In reality, there is no commitment to short- or long-term reconstruction of Haiti. The Commission's stated goal is to clear only 40% of the earthquake rubble by October 2011, nearly two years later, because it is being done by hand as a "cash for work" program. Meanwhile, the cholera epidemic, a result of the lack of clean water, sanitation, food, and housing, has officially killed over 2,400 people; in reality, many uncounted more.

Argentina Investigates Economic Crimes of 1976-83 Dictatorship

Dec. 13 (EIRNS)—Argentina's Justice Minister Julio Alak has set up a special unit to investigate the economic crimes carried out by the military dictatorship that ruled the country from 1976 to 1983.

In remarks reported by Veintitrés magazine Dec. 2, Alak explained that the dictatorship's goal was to establish a specific economic model of "free enterprise," intent on smashing the role of the state in the economy. To achieve this, Alak noted, the junta had to "discipline" the population through the use of terror.

Under the regime of Finance Minister José Martínez De Hoz, a wholly owned asset of City of London financial interests, the junta appropriated 604 companies, by threatening, jailing, kidnapping, and torturing businessmen hostile to the government. Assets were seized, agricultural lands confiscated, and companies driven into bankruptcy or taken over by the junta's civilian partners.

Today, Martínez de Hoz remains under house arrest, charged with the November 1976 kidnapping and extortion of businessmen Federico and Miguél Gutheim, who were forced to sign an export contract with China before they were released six months later. The contract was considered to be in the interest of the Finance Ministry.

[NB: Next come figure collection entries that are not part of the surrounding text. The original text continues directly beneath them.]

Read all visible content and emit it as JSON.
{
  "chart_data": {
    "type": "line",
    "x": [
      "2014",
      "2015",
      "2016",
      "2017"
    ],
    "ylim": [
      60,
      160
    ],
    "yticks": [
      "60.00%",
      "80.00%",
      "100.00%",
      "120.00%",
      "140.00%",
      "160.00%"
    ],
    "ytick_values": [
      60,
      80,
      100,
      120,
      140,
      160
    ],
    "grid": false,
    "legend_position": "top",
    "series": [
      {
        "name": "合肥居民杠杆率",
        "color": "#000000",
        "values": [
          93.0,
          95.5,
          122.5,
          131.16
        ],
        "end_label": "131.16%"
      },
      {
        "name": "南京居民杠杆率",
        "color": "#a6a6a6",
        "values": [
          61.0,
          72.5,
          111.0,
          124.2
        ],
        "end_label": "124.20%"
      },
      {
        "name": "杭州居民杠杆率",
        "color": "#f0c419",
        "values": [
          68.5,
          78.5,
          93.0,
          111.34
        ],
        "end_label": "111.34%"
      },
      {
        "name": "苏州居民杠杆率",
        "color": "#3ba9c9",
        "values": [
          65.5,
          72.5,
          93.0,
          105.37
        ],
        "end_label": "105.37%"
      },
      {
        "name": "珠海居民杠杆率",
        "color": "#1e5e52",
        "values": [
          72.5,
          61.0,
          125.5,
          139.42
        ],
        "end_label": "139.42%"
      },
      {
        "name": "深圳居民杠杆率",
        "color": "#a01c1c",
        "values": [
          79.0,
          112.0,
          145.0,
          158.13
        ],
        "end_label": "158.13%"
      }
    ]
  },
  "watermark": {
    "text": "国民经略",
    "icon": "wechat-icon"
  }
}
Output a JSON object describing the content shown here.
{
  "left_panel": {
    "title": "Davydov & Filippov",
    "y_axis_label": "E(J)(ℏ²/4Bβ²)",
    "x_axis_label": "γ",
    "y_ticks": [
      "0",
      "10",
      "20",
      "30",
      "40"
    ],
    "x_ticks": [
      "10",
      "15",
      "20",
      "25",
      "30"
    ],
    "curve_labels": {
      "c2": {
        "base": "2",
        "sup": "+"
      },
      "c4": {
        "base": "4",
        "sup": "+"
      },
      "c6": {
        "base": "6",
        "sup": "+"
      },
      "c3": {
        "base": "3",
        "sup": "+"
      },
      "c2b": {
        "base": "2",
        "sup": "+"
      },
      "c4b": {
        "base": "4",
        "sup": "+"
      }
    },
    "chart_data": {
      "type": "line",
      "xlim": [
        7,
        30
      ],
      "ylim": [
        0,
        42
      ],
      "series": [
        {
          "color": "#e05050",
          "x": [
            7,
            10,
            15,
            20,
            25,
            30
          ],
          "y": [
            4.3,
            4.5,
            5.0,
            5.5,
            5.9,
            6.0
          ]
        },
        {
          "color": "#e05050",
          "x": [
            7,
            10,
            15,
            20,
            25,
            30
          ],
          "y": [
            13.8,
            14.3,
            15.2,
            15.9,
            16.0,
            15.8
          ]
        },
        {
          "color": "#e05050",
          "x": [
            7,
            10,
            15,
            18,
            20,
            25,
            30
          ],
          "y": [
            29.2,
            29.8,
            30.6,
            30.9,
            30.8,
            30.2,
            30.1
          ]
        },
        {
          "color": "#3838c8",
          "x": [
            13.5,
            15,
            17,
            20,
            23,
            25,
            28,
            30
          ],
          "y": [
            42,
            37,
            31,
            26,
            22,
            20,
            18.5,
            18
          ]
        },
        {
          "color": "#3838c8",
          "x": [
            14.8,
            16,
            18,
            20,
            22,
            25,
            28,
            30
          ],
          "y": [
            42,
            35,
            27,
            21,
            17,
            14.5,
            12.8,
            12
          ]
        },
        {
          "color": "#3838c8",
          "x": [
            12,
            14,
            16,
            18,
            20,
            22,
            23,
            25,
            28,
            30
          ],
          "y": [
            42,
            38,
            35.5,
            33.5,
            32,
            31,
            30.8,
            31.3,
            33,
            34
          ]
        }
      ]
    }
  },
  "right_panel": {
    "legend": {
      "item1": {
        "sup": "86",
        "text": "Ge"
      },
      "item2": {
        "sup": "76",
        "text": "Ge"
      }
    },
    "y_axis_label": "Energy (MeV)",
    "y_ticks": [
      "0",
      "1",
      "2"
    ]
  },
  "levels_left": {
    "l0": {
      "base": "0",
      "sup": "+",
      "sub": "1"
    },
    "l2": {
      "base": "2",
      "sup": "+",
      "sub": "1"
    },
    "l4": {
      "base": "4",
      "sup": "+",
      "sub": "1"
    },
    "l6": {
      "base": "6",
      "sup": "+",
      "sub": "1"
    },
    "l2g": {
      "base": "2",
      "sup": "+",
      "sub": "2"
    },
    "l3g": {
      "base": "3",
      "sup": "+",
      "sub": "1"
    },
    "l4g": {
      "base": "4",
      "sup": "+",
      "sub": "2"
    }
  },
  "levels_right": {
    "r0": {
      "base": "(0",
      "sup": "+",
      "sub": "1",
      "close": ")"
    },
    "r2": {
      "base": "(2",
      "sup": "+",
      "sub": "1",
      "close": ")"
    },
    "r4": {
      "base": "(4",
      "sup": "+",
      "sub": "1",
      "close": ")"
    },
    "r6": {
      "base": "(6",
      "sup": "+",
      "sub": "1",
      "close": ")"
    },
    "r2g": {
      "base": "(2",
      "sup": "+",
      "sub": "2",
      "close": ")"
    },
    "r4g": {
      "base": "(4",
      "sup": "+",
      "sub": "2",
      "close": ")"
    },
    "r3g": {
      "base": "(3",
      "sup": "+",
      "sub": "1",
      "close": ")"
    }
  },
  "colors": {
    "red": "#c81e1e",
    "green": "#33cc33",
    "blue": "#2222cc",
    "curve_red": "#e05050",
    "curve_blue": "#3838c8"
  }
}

One of the more notorious cases of appropriation was that of the Papel Prensa newsprint company, owned by the Graiver family, whose assets were seized after David Graiver was killed, and his wife jailed and terrorized. Papel Prensa was then "sold" to the Clarín, La Nación, and La Razón monopolies, which sympathized with the junta. Current President Cristina Fernández de Kirchner has recently challenged the legality of that 1976 sale.